In the end, the external reviewer became not the main brain, but an extra pair of eyes. The main work still comes down to the shape of the task.

What changed in expectations

If you look back, expectations changed several times.

First, it seemed that the right prompt was needed. Then it seemed that the right agent was needed. Then the right workflow. Then it became clear that you need an environment: templates, checks, small packets, clear commands, short rules, a normal way to transfer state between sessions.

My current rules for local LLM development

What currently looks most workable:

• a small slice instead of a large task
• a good scaffold instead of an empty folder
• a short AGENTS.md instead of an encyclopedia
• checks after each step
• stabilize pass before the next stage
• websearch only when needed
• review packet instead of a huge dump
• formatting only touched files
• details in artifacts, not in chat
• one heavy local executor at a time

Another conclusion: you need different templates. One scaffold for a Vue + Express app. Separate for a semi-static personal site. Separate for CLI. Possibly separate for a small backend-only service. Each should have working check commands, a clear structure, minimal docs, and a few rules born from real breakages.

Where local models are already useful

Task	9B	35B
Small fix	Good	Good
Simple feature	Tolerable	Good
Component in a ready scaffold	Fine	Good
Architectural plan	Weak	Fine
Reviewing your own code	Limited	Useful
Working with a large context project	Quickly becomes tight	Real, but expensive
Long autonomous development	Bad	Still risky
Stabilize pass	Sometimes useful	Very useful
Working without scaffold	Often chaos	Better, but still risky
Working in a good scaffold	Fine	Very useful

In the end

The most pleasant thing about all this experience: progress is really there. Early experiments often looked like a fight with beautiful chatter. Then came the fight with configs, memory, agents, permission prompts, bloated documents, and sessions with tens of thousands of tokens.
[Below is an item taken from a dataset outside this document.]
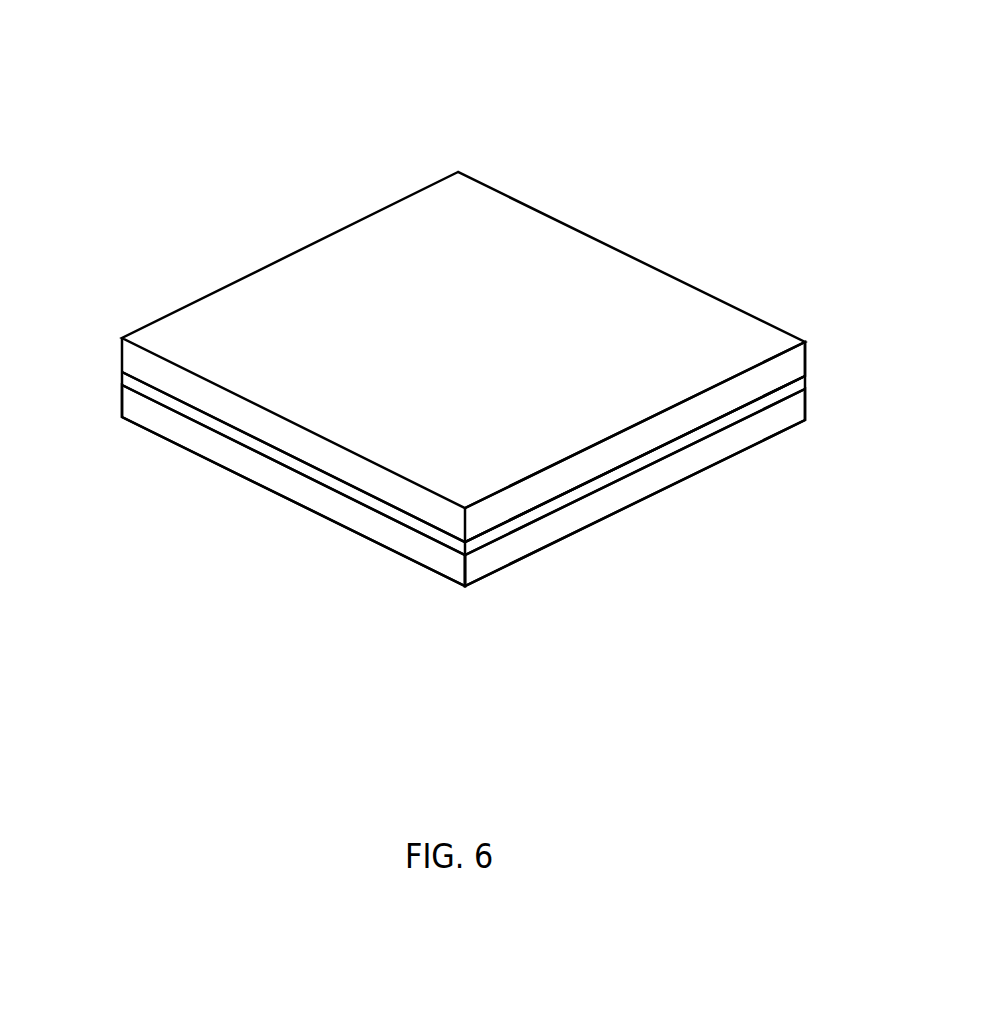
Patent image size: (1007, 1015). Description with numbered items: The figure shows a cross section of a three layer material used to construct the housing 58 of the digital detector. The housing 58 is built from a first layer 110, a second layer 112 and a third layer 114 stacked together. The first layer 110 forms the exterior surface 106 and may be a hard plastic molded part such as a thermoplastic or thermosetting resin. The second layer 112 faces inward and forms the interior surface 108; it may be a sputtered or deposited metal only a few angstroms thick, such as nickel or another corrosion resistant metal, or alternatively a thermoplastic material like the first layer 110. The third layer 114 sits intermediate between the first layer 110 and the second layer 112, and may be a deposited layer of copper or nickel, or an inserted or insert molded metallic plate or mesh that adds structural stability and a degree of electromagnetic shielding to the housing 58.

Now a local 35B can already make a piece of a real application on a good scaffold in a few hours. With bugs, with review, with human oversight, but it’s already working material.

The main skill turned out not to be writing the perfect prompt. It’s much more important to learn to build an environment around the model where it’s hard to do stupid things and easy to do useful work.

A local LLM in this format is like a worker in a personal workshop. It needs tools, a workbench, clear templates, a short task, and result verification. If you throw a whole idea at it, it will easily make a mess. If you give it a good scaffold, a small slice, and a normal set of checks, it starts being useful.

For me, that became the main conclusion. A local model can already be part of development. But value appears not from one model, but from everything around it: templates, packets, reviews, checks, limited search, careful context, and an honest attitude toward its weak spots.